Raw effective sample size:
apply(samples_NNGP, 2, effectiveSize)
## mu psi sigma tau
## 166.043352 5.508811 4.877045 172.974832
apply(samples_GP, 2, effectiveSize)
## mu psi sigma tau
## 270.877761 2.219826 2.466830 188.833840
Efficiency (number of effectively independent posterior samples generated per second of algorithm runtime):
apply(samples_NNGP, 2, effectiveSize) / 751
## mu psi sigma tau
## 0.221096341 0.007335301 0.006494068 0.230326008
apply(samples_GP, 2, effectiveSize) / 1438
## mu psi sigma tau
## 0.188371183 0.001543690 0.001715459 0.131316996
Finally, the ratio of efficienies of NNGP/NP. That is, how many times more efficient is the NNGP relative to the full GP model?
round((apply(samples_NNGP, 2, effectiveSize) / 751) / (apply(samples_GP, 2, effectiveSize) / 1438), 2)
## mu psi sigma tau
## 1.17 4.75 3.79 1.75
We’ve looked at NNGP full GP process models, applied to models of 3 different scales (N=6,500,2000). In each case inferenes from the two models agree, giving confidence in the implementation of the NNGP calculations. Note that the posteriors for the smallest model (N=6) are extremely broad and inconclusive, which is probably consistent with so few data points.
For the smaller two models (N=6 and 500) the GP model is faster. However, at the scale of N=2000 observations, the NNGP model takes less than half the time of the full GP, and we’d expect this difference to increase rapidly with larger values of N. It would be interesting to look at curves comparing the MCMC runtimes of each model, as a function of N.
More important the raw runtime, we looked at the efficiency of each model, in terms of effectively independent posterior samples generated per second of MCMC runtime. Only looking at the largest model, the GP covariance parameters (σ, τ and ψ) were sampled between 2 and 5 times more efficiently using the NNGP, relative to the full GP model. For the process mean μ, which I wouldn’t expect to be different between the NNGP and GP models, the efficiency is similar. I would expect gains in efficiency to increase further with larger values of N, although I haven’t tried anything larger yet.

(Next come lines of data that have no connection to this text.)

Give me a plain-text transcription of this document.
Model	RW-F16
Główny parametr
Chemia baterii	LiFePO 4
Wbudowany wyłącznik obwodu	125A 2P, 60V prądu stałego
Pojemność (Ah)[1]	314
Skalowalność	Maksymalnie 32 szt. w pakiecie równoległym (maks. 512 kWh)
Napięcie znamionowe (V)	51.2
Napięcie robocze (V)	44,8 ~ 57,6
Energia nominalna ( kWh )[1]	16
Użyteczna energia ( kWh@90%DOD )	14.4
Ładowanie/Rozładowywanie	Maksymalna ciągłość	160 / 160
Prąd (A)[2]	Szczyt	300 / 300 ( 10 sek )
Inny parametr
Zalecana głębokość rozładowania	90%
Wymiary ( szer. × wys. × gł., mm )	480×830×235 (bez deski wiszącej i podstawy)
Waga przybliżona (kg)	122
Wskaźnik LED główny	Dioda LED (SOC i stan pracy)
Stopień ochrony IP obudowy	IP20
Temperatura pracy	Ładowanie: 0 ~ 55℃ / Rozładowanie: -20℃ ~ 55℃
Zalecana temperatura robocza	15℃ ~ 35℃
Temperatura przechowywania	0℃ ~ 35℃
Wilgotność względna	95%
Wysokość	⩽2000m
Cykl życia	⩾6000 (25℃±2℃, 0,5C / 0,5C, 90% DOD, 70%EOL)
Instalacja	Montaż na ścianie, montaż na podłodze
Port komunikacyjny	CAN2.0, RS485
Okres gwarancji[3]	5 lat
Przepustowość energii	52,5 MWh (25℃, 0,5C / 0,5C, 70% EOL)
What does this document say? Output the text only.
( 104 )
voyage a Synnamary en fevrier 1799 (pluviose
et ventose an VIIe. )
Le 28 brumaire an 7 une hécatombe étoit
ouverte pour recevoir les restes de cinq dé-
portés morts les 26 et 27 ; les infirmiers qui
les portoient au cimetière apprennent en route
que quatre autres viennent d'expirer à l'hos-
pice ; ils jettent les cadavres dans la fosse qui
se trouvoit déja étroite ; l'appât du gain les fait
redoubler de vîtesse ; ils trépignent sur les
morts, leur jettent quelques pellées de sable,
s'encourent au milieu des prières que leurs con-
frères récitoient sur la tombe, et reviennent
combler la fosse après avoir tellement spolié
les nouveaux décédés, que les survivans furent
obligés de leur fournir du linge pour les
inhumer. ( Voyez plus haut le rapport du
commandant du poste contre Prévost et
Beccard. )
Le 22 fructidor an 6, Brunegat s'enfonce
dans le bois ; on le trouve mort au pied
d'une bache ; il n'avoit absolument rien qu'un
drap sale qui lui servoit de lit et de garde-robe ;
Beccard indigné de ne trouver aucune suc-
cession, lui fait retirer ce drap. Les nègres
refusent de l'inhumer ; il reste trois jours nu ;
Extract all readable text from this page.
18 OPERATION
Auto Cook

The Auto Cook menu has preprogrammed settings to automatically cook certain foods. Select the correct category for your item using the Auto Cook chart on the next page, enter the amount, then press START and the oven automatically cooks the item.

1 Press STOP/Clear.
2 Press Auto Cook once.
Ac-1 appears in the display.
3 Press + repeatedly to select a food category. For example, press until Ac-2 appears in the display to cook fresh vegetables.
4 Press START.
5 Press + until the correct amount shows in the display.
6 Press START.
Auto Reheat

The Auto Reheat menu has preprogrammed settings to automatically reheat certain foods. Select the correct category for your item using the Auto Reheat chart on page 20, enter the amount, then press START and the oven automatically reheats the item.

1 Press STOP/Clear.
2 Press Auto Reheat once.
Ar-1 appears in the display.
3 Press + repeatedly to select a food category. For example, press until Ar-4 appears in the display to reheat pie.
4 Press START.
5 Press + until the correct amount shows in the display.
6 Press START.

There’s certainly a trade-off in selecting the number of nearest-neighbors (k) for a given value of N, which we haven’t explored at all. Mark, is there any literature or guidance on selecting a “good” value of k?
This seems like a promising starting point for more complex models. Mark, any thoughts on a larger (perhaps real) dataset, ideally with known results, that we might apply this to?